X... ne conteste pas avoir reçues ; que c'est bien la dernière notification de la décision de Pôle emploi Basse Normandie, celle du 14 janvier 2009, qui fait partir le délai de deux ans de prescription de l'action résultant de l'article L. 5422-4 du code du travail, le règlement général de la convention d'aide au retour à l'emploi et à l'indemnisation du chômage reprenant cette courte prescription « qui court à compter de la date de notification de la décision de l'Assedic » ; qu'en conséquence, il convient de confirmer le jugement entrepris en ce qu'il a rejeté la fin de non recevoir tirée de la prescription de l'action de M.

X... ; que, sur le droit à allocations chômage de M.

Jean X... ; que lorsqu'un salarié prend acte de la rupture de son contrat de travail en raison de faits qu'il reproche à son employeur, cette rupture produit les effets, soit d'un licenciement sans cause réelle et sérieuse si les faits invoqués par lui le justifiaient, soit, dans le cas contraire, d'une démission ; qu'en l'espèce, la prise d'acte de la rupture de M.

X... du 28 mai 2008 n'a pas été portée devant la juridiction prud'homale par les parties et le juge n'a pas été saisi de la légitimité d'une telle prise d'acte du salarié car celles ci ont signé, le 19 juin 2008, un « protocole d'accord transactionnel » aux termes duquel l'employeur acceptait de verser à son ancien salarié une indemnité de 85 000 euros, faisant son affaire personnelle du paiement de toutes charges sociales y afférente, au motif qu'il avait modifié le contrat de travail du salarié sans avoir recueilli préalablement son consentement et le salarié, recevant ces dommages intérêts, renonçait irrévocablement à réclamer quoi que ce soit en exécution ou en cessation de son contrat de travail ou résultant des conditions de la rupture ; que les parties s'entendaient pour dire qu'il s'agissait d'une « rupture à l'initiative du salarié mais aux torts de l'employeur » ; qu'ayant sollicité le bénéfice d'allocations chômage, Pôle emploi Basse Normandie opposait à M.

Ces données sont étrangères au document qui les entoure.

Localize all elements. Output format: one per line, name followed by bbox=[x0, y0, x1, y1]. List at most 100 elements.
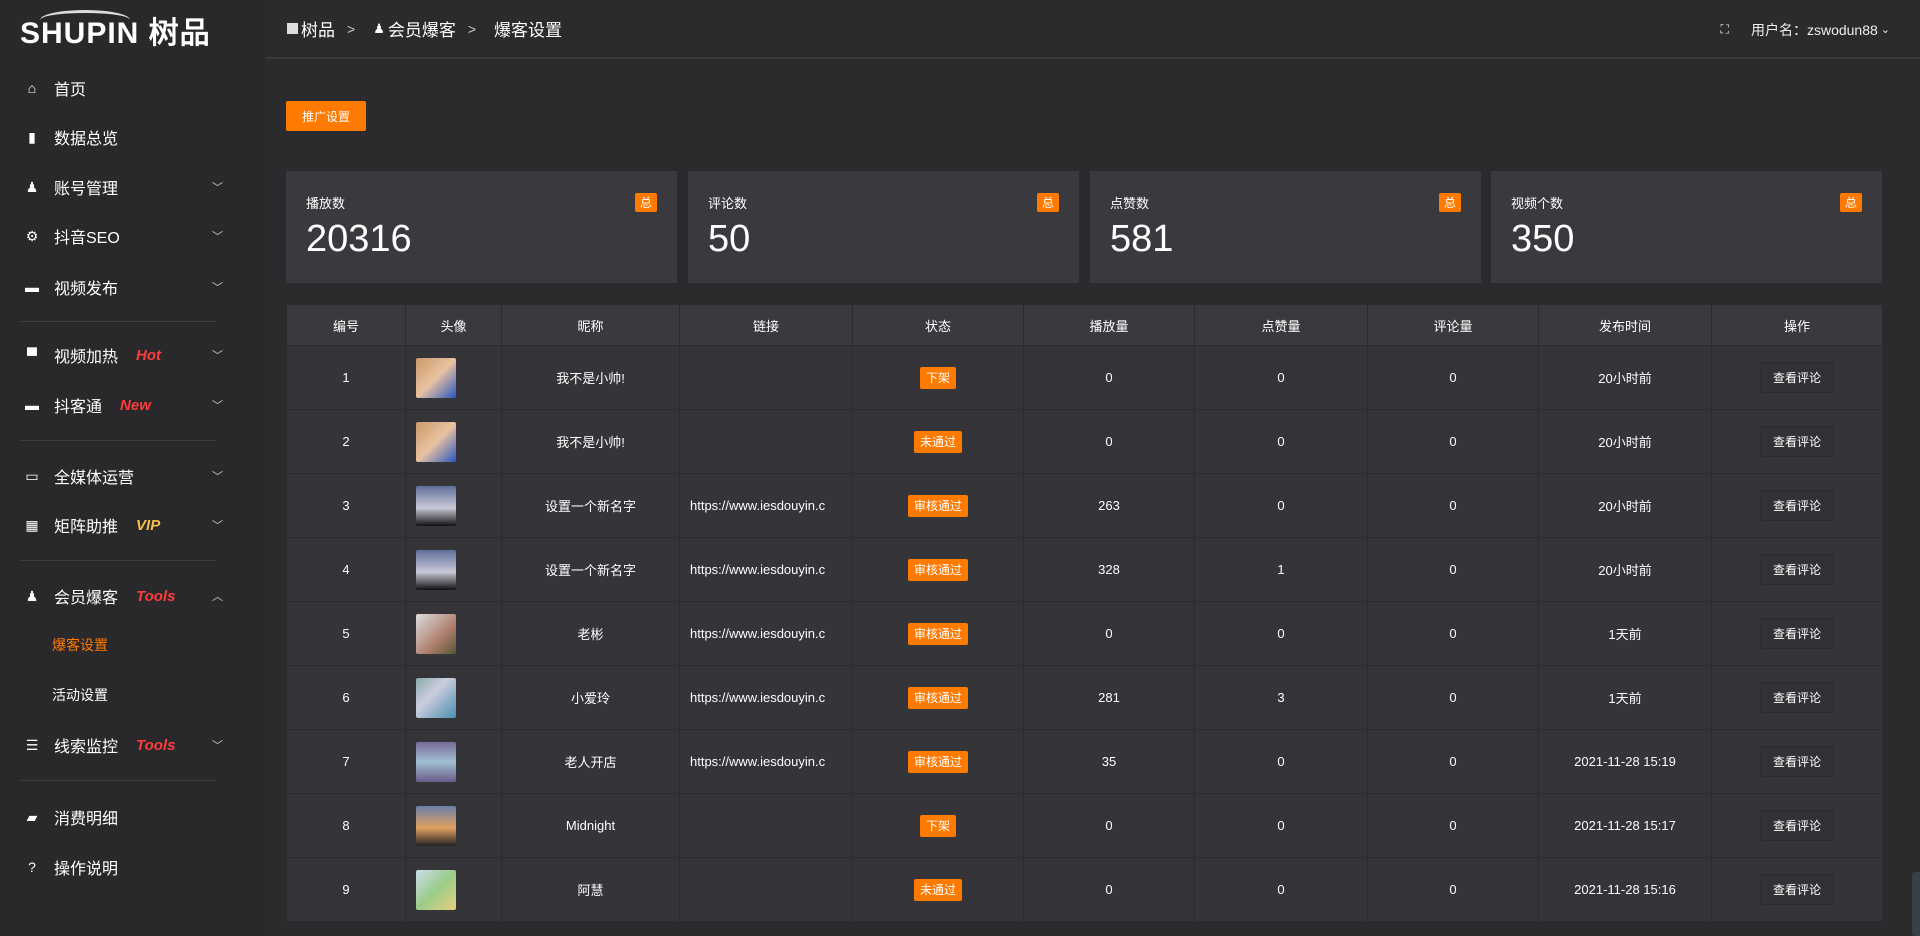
video-link[interactable]: https://www.iesdouyin.c bbox=[679, 537, 853, 602]
video-link[interactable]: https://www.iesdouyin.c bbox=[679, 473, 853, 538]
video-link[interactable] bbox=[679, 345, 853, 410]
help-icon: ? bbox=[28, 859, 36, 875]
breadcrumb-item[interactable]: 树品 bbox=[301, 21, 335, 40]
sidebar-item-label: 数据总览 bbox=[54, 131, 119, 148]
likes: 0 bbox=[1194, 409, 1368, 474]
stat-value: 350 bbox=[1511, 218, 1575, 260]
avatar bbox=[416, 613, 456, 654]
sidebar-item[interactable]: 活动设置 bbox=[0, 673, 266, 717]
promo-settings-button[interactable]: 推广设置 bbox=[286, 101, 366, 131]
avatar-cell bbox=[405, 729, 502, 794]
user-icon: ♟ bbox=[25, 178, 39, 195]
nickname: 老人开店 bbox=[501, 729, 680, 794]
sidebar-item[interactable]: ▭ 全媒体运营 ﹀ bbox=[0, 454, 266, 498]
breadcrumb-current: 爆客设置 bbox=[494, 21, 563, 40]
sidebar-item-tag: Tools bbox=[136, 736, 176, 754]
comments: 0 bbox=[1367, 665, 1539, 730]
view-comments-button[interactable]: 查看评论 bbox=[1759, 682, 1834, 713]
chevron-down-icon[interactable]: ⌄ bbox=[1880, 24, 1890, 36]
plays: 328 bbox=[1023, 537, 1195, 602]
column-header: 操作 bbox=[1711, 304, 1883, 346]
nickname: 小爱玲 bbox=[501, 665, 680, 730]
sidebar-item[interactable]: ▬ 抖客通 New ﹀ bbox=[0, 383, 266, 427]
breadcrumb-item[interactable]: 会员爆客 bbox=[387, 21, 456, 40]
sidebar-item[interactable]: ▮ 数据总览 bbox=[0, 115, 266, 159]
view-comments-button[interactable]: 查看评论 bbox=[1759, 426, 1834, 457]
comments: 0 bbox=[1367, 473, 1539, 538]
user-icon: ♟ bbox=[25, 587, 39, 604]
row-id: 7 bbox=[286, 729, 406, 794]
sidebar-item-label: 视频加热 bbox=[54, 349, 119, 366]
chevron-down-icon: ﹀ bbox=[212, 520, 223, 532]
logo[interactable]: SHUPIN 树品 bbox=[0, 0, 266, 59]
status-cell: 审核通过 bbox=[852, 601, 1024, 666]
view-comments-button[interactable]: 查看评论 bbox=[1759, 362, 1834, 393]
home-icon: ⌂ bbox=[27, 80, 37, 96]
avatar bbox=[416, 549, 456, 590]
view-comments-button[interactable]: 查看评论 bbox=[1759, 810, 1834, 841]
publish-time: 2021-11-28 15:19 bbox=[1538, 729, 1712, 794]
status-cell: 未通过 bbox=[852, 409, 1024, 474]
sidebar-item[interactable]: ♟ 会员爆客 Tools ︿ bbox=[0, 574, 266, 618]
sidebar-item[interactable]: ▰ 消费明细 bbox=[0, 795, 266, 839]
breadcrumb: 树品 > ♟ 会员爆客 > 爆客设置 bbox=[287, 16, 562, 41]
sidebar-item[interactable]: ▬ 视频发布 ﹀ bbox=[0, 265, 266, 309]
avatar bbox=[416, 421, 456, 462]
video-link[interactable] bbox=[679, 793, 853, 858]
chevron-down-icon: ﹀ bbox=[212, 400, 223, 412]
view-comments-button[interactable]: 查看评论 bbox=[1759, 874, 1834, 905]
comments: 0 bbox=[1367, 345, 1539, 410]
video-link[interactable]: https://www.iesdouyin.c bbox=[679, 729, 853, 794]
total-badge: 总 bbox=[1839, 193, 1862, 212]
comments: 0 bbox=[1367, 793, 1539, 858]
sidebar-item-label: 消费明细 bbox=[54, 811, 119, 828]
floating-widget[interactable] bbox=[1912, 872, 1920, 936]
table-row: 6 小爱玲 https://www.iesdouyin.c 审核通过 281 3… bbox=[286, 665, 1883, 730]
video-table: 编号 头像 昵称 链接 状态 播放量 点赞量 评论量 发布时间 操作 1 我不是小帅! 下架 0 … bbox=[286, 304, 1883, 922]
view-comments-button[interactable]: 查看评论 bbox=[1759, 490, 1834, 521]
fullscreen-icon[interactable]: ⛶ bbox=[1720, 22, 1729, 36]
sidebar-item[interactable]: ⚙ 抖音SEO ﹀ bbox=[0, 214, 266, 258]
sidebar-item[interactable]: ☰ 线索监控 Tools ﹀ bbox=[0, 723, 266, 767]
chat-icon: ▬ bbox=[25, 397, 39, 413]
avatar bbox=[416, 677, 456, 718]
sidebar-item[interactable]: ▀ 视频加热 Hot ﹀ bbox=[0, 333, 266, 377]
stat-label: 评论数 bbox=[708, 196, 748, 211]
video-link[interactable]: https://www.iesdouyin.c bbox=[679, 601, 853, 666]
avatar bbox=[416, 485, 456, 526]
view-comments-button[interactable]: 查看评论 bbox=[1759, 746, 1834, 777]
chevron-right-icon: > bbox=[467, 20, 477, 37]
sidebar-item[interactable]: 爆客设置 bbox=[0, 623, 266, 667]
nickname: Midnight bbox=[501, 793, 680, 858]
sidebar-item[interactable]: ▦ 矩阵助推 VIP ﹀ bbox=[0, 503, 266, 547]
user-menu[interactable]: 用户名：zswodun88 bbox=[1750, 21, 1878, 38]
comments: 0 bbox=[1367, 409, 1539, 474]
sidebar-item[interactable]: ⌂ 首页 bbox=[0, 66, 266, 110]
status-badge: 未通过 bbox=[913, 431, 962, 453]
view-comments-button[interactable]: 查看评论 bbox=[1759, 618, 1834, 649]
comments: 0 bbox=[1367, 537, 1539, 602]
stat-value: 581 bbox=[1110, 218, 1174, 260]
likes: 0 bbox=[1194, 793, 1368, 858]
monitor-icon: ▭ bbox=[25, 467, 39, 484]
avatar-cell bbox=[405, 409, 502, 474]
avatar bbox=[416, 357, 456, 398]
table-row: 5 老彬 https://www.iesdouyin.c 审核通过 0 0 0 … bbox=[286, 601, 1883, 666]
view-comments-button[interactable]: 查看评论 bbox=[1759, 554, 1834, 585]
status-badge: 审核通过 bbox=[907, 751, 968, 773]
table-row: 9 阿慧 未通过 0 0 0 2021-11-28 15:16 查看评论 bbox=[286, 857, 1883, 922]
nickname: 我不是小帅! bbox=[501, 345, 680, 410]
sidebar-item-label: 会员爆客 bbox=[54, 590, 119, 607]
stat-card: 视频个数 350 总 bbox=[1491, 171, 1882, 283]
stat-label: 播放数 bbox=[306, 196, 346, 211]
row-id: 6 bbox=[286, 665, 406, 730]
sidebar-item[interactable]: ♟ 账号管理 ﹀ bbox=[0, 165, 266, 209]
video-link[interactable] bbox=[679, 857, 853, 922]
video-link[interactable]: https://www.iesdouyin.c bbox=[679, 665, 853, 730]
sidebar-item[interactable]: ? 操作说明 bbox=[0, 845, 266, 889]
column-header: 播放量 bbox=[1023, 304, 1195, 346]
comments: 0 bbox=[1367, 601, 1539, 666]
video-link[interactable] bbox=[679, 409, 853, 474]
plays: 0 bbox=[1023, 345, 1195, 410]
nickname: 阿慧 bbox=[501, 857, 680, 922]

X... que le bénéfice de ces allocations ne pouvait être accordé qu'aux salariés involontairement privés d'emploi à savoir ceux dont la cessation du contrat de travail résultait : - d'un licenciement, / - d'une fin de contrat à durée déterminée, - d'une démission considérée comme légitime, - d'une rupture du contrat de travail résultant de l'une des causes énoncées à l'article L. 321-1 du code du travail devenu L. 1233-3 (licenciement pour motif économique) ; - ou enfin d'une rupture conventionnelle du contrat de travail visée aux articles L. 1237-11 et suivant du code du travail ; que Pôle emploi Basse Normandie soutient que cette énumération des cinq cas d'ouverture à indemnisation ne permettrait pas l'ouverture à un autre cas, au regard de son règlement général annexé à la convention Unédic du 18 janvier 2006 applicable à l'époque des faits et des accords d'application pris à sa suite ; que si la prise d'acte consomme définitivement la rupture du contrat de travail, il apparaît que l'employeur de M.

X... en se reconnaissant entièrement responsable de cette rupture et ayant indemnisé son salarié du préjudice subi au cours d'un protocole signé conjointement par les parties, la cour dit qu'il n'était pas nécessaire de ce fait de saisir la juridiction prud'homale pour faire qualifier cette prise d'acte qui vaut, à tout le moins, démission légitime de M.

X... ; que dès lors, Pôle emploi Basse Normandie ne pouvait refuser sa prise en charge et doit être condamné à verser à M.